Car dans ces choses-là, la règle est : man delo kapid lo kapdinan bahadei, celui qui ne s'en soucie pas ça ne l'atteint pas, celui qui ne se préoccupe pas toute la journée du Ayin Hara n'aura pas de problème.
On retrouve cette idée dans la Gmara Psa'him 110b concernant les Zougot. Il y avait une croyance à l'époque qu'il fallait éviter tout ce qui était pair, il fallait manger treize sardines plutôt que douze etc.
La Gmara dit qu'en Israël les gens ne se soucient pas des Zougot mais qu'il n'y a aucun problème à ça parce que man delo kapid lo kapdou bahadei, si on ne s'en soucie pas alors les petits démons ne s'attaquent pas à nous lorsque l'on mange en nombre pair.
C'est une sorte de placébo apparemment, ce n'est pas quelque chose d'extérieur à la personne.
Et le Rav Feinstein dit que c'est pareil pour le Ayin Hara.
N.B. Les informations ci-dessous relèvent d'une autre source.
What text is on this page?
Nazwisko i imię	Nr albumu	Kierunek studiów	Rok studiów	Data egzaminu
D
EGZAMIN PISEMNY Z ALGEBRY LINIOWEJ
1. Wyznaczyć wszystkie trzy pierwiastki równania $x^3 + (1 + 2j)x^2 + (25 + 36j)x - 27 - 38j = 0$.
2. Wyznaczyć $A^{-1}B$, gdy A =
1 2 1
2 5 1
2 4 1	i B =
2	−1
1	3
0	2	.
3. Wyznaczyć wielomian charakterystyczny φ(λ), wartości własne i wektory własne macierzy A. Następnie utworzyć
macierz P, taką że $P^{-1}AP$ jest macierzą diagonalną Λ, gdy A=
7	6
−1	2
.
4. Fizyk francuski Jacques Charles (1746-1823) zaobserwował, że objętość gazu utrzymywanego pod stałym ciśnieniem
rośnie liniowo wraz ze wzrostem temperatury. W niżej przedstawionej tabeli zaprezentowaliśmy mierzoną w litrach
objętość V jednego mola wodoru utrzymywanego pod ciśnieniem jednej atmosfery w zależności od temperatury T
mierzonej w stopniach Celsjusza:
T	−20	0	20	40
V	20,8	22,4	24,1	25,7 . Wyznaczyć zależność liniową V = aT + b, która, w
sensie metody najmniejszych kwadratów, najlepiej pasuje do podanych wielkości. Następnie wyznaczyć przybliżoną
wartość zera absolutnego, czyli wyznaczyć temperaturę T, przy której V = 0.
Il ne faut donc s'en soucier qu'à petite dose.
On retrouve la même idée concernant ce qui est mentionné dans la Gmara Brakhot 64 et Moed Katan 29a, lorsque l'on quitte un ami il ne faut pas lui dire va en paix (lekh beshalom) car c'est une formule que l'on dit au mort, mais va "vers" la paix (lekh leshalom).
Le Nimoukei Yossef dit là-bas (Moed Katan 18b dapei harif) que celui qui ne se prend pas la tête avec ça, la chose ne l'endommagera pas du tout.
Dans Néédarim 32a aussi, la Gmara dit “kol haména'hesh lo na'hash”, celui qui s'occupe de sortilèges ça retombe sur lui. Le Ran, et le Méfaresh (le pseudo Rashi) expliquent ainsi que celui qui court après les maléfices/superstitions etc. ça retombe sur lui. Pourquoi ?
Encore une fois parce que kol man dekapid kapdinan bahadei.
On retrouve la même idée dans le Yeroushalmi Shabbat §10, 9 page 39b qui dit que kol haména'hesh sofo lavo alav.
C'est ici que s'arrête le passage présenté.